Rate Regulation. FCC regulations prohibit local franchising authorities or the FCC to regulate the rates that cable
systems charge for certain levels of video cable service, equipment and service calls when those cable systems are
subject to “effective competition.” The FCC has confirmed that some of the cable systems owned by the Company fall
within the effective-competition exemption, and the Company believes, based on an analysis of competitive conditions
within its systems, that other of its systems may also qualify for that exemption. Nevertheless, monthly subscription rates
charged for the basic tier of cable service, as well as rates charged for equipment rentals and service calls for many of
Cable ONE’s cable systems, remain subject to regulation by local franchise authorities in accordance with FCC rules.
However, rates charged by cable systems for tiers of service other than the basic tier—such as pay-per-view and
per-channel premium program services, digital video, cable modem and digital telephone services—and for advertising
currently are exempt from regulation.
“Must-Carry” and Retransmission Consent. Federal law provides that a commercial television broadcast station may,
subject to certain limitations, insist on carriage of its signal on cable systems located within the station’s market area.

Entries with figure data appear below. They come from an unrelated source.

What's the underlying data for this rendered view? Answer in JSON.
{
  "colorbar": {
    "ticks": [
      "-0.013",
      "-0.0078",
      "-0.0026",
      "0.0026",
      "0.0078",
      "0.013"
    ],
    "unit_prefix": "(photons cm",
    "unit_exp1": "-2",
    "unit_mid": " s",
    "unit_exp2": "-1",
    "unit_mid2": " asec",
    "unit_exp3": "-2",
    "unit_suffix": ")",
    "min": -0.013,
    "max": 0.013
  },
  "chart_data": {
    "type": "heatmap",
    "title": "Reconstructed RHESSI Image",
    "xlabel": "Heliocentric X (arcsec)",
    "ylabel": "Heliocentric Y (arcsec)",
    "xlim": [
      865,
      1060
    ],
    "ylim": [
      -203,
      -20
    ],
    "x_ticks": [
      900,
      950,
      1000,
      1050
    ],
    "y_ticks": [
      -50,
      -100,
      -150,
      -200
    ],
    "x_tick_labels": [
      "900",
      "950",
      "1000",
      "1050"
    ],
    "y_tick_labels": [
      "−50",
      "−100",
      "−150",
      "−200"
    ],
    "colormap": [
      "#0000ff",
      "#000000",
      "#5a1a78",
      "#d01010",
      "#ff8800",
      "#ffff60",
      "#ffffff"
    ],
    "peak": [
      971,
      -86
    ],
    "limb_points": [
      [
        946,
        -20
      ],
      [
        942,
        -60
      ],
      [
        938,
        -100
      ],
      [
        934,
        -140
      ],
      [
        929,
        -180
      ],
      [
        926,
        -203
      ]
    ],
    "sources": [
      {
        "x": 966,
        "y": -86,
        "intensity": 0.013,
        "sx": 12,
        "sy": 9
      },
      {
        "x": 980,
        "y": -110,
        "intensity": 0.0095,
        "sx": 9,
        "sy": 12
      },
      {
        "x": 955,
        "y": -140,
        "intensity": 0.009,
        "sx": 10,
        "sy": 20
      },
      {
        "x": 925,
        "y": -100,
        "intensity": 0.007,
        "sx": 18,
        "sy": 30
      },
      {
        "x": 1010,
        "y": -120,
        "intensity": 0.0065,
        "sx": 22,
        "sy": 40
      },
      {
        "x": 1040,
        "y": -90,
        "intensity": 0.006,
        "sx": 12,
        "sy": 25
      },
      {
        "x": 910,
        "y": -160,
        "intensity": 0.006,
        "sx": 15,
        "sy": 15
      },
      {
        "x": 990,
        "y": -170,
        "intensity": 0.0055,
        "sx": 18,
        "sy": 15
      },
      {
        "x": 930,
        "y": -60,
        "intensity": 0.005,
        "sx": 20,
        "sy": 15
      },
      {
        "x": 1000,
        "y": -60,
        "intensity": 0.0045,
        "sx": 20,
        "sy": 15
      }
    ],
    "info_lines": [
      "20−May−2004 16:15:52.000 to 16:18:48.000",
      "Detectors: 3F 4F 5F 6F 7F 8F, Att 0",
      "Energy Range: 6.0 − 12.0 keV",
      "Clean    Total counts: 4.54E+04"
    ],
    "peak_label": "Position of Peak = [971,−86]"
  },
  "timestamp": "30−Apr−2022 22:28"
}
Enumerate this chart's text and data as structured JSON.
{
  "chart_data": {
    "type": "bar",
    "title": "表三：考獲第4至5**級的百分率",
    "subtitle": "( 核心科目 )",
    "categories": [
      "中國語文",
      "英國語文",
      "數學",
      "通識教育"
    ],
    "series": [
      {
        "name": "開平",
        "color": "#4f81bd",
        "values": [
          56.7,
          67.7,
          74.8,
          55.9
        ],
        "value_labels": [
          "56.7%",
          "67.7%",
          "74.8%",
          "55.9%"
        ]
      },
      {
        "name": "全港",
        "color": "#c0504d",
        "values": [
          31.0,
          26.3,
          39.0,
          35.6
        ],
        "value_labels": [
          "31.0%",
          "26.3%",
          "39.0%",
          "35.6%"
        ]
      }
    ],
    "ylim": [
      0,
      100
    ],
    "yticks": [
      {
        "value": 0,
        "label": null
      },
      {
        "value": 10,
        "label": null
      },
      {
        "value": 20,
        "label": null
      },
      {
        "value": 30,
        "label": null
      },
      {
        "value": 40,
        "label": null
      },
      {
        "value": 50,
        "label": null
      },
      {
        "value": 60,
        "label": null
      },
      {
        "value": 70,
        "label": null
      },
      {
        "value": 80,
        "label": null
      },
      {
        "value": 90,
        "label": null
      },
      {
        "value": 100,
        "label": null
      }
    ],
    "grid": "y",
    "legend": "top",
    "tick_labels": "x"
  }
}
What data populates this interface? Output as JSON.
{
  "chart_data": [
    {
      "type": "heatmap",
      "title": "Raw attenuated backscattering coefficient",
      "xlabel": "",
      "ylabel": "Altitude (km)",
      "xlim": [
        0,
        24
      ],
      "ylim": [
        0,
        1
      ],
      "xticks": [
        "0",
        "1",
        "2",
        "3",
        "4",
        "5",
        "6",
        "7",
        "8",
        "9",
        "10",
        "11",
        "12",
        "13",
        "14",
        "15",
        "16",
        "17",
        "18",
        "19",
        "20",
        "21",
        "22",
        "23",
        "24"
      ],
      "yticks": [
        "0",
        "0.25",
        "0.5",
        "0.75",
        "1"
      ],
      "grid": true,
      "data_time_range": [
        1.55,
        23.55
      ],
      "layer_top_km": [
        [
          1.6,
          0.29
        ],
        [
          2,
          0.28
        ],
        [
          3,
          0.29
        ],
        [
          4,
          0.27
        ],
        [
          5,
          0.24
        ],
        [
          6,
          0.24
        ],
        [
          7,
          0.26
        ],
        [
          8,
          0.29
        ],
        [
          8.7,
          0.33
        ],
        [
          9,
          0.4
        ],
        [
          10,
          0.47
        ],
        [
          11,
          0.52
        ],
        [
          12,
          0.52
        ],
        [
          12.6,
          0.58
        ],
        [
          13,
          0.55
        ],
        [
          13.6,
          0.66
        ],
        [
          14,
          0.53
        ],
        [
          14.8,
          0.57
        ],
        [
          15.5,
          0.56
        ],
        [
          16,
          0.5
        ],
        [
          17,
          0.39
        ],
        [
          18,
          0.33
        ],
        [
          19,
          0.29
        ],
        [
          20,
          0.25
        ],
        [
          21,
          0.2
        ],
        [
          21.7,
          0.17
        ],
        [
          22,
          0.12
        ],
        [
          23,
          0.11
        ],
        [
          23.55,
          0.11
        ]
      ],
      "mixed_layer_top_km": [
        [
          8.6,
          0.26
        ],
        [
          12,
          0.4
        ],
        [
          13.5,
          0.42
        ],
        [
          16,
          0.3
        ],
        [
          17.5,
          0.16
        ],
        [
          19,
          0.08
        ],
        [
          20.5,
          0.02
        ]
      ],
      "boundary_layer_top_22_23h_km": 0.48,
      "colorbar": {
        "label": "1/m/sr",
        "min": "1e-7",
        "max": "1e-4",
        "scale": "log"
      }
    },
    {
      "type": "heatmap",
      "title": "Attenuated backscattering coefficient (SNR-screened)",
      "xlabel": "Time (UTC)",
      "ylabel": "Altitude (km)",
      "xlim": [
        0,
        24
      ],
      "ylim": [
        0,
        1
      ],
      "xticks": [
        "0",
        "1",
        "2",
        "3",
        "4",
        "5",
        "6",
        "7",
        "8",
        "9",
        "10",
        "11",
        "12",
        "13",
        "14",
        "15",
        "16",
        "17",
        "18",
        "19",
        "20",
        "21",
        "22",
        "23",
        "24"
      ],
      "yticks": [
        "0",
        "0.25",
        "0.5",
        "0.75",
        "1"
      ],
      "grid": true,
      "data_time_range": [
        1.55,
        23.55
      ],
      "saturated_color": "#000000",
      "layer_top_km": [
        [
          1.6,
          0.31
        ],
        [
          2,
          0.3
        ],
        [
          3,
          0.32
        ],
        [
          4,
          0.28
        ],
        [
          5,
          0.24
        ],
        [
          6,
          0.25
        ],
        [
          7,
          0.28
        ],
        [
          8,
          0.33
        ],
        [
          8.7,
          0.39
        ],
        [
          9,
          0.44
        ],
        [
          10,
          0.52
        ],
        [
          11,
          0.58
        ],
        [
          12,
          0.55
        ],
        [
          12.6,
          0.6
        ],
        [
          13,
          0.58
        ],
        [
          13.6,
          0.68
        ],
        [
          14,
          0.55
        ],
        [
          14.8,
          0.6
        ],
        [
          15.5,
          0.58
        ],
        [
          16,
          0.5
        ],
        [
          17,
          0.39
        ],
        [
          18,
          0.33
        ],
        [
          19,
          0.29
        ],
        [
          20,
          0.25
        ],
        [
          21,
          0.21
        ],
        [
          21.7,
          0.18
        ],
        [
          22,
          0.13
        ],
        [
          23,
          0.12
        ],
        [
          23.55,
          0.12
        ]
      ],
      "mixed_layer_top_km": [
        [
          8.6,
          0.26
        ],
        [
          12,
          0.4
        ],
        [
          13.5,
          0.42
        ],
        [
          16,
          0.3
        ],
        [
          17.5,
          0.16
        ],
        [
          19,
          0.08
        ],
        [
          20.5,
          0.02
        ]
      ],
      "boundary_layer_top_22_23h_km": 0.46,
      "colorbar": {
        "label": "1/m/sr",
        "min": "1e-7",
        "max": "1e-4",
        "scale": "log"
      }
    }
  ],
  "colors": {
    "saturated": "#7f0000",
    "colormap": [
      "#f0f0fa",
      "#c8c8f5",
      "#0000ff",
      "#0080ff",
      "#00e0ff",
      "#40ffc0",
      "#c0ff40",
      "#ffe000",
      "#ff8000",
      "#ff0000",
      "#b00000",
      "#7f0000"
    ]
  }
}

Similarly, a noncommercial public station may insist on carriage of its signal on cable systems located either within the
station’s predicted Grade B signal contour or within 50 miles of a reference point in a station’s community designated by
the FCC. As a result of these obligations, certain of Cable ONE’s cable systems must carry broadcast stations that they
might not otherwise have elected to carry, and their freedom to drop signals previously carried has been reduced.
Commercial broadcasters have the right to elect at three-year intervals to forego must-carry rights and insist instead that
their signals not be carried by cable systems without their prior consent. The next three-year election cycle begins
October 1, 2011, with the elections effective January 1, 2012, through December 31, 2014. In some cases, Cable
ONE has been required to provide consideration to broadcasters to obtain retransmission consent, such as commitments
to carry other program services offered by a station or an affiliated company, to purchase advertising on a station or to
provide advertising availabilities on cable to a station. More recently, some broadcasters have begun to seek cash
payment from cable systems such as Cable ONE for the right to carry their signals. This development results in increased
operating costs for cable systems that ultimately increase the rates cable systems charge subscribers.
Digital Television (“DTV”). FCC regulations require cable systems to ensure that all local must-carry broadcast stations
are “viewable” by all subscribers. Moreover, where a must-carry broadcast station’s signal is transmitted in high-definition
television (“HDTV”) format, cable operators generally are required to carry the signal in HDTV format. Although certain
smaller cable systems are not subject to these requirements, satisfaction of the generally applicable obligation could
increase Cable ONE’s costs by requiring it to expand the capacity of its cable systems or to delete some existing
programming to make room for all of the video streams included in broadcasters’ DTV signals.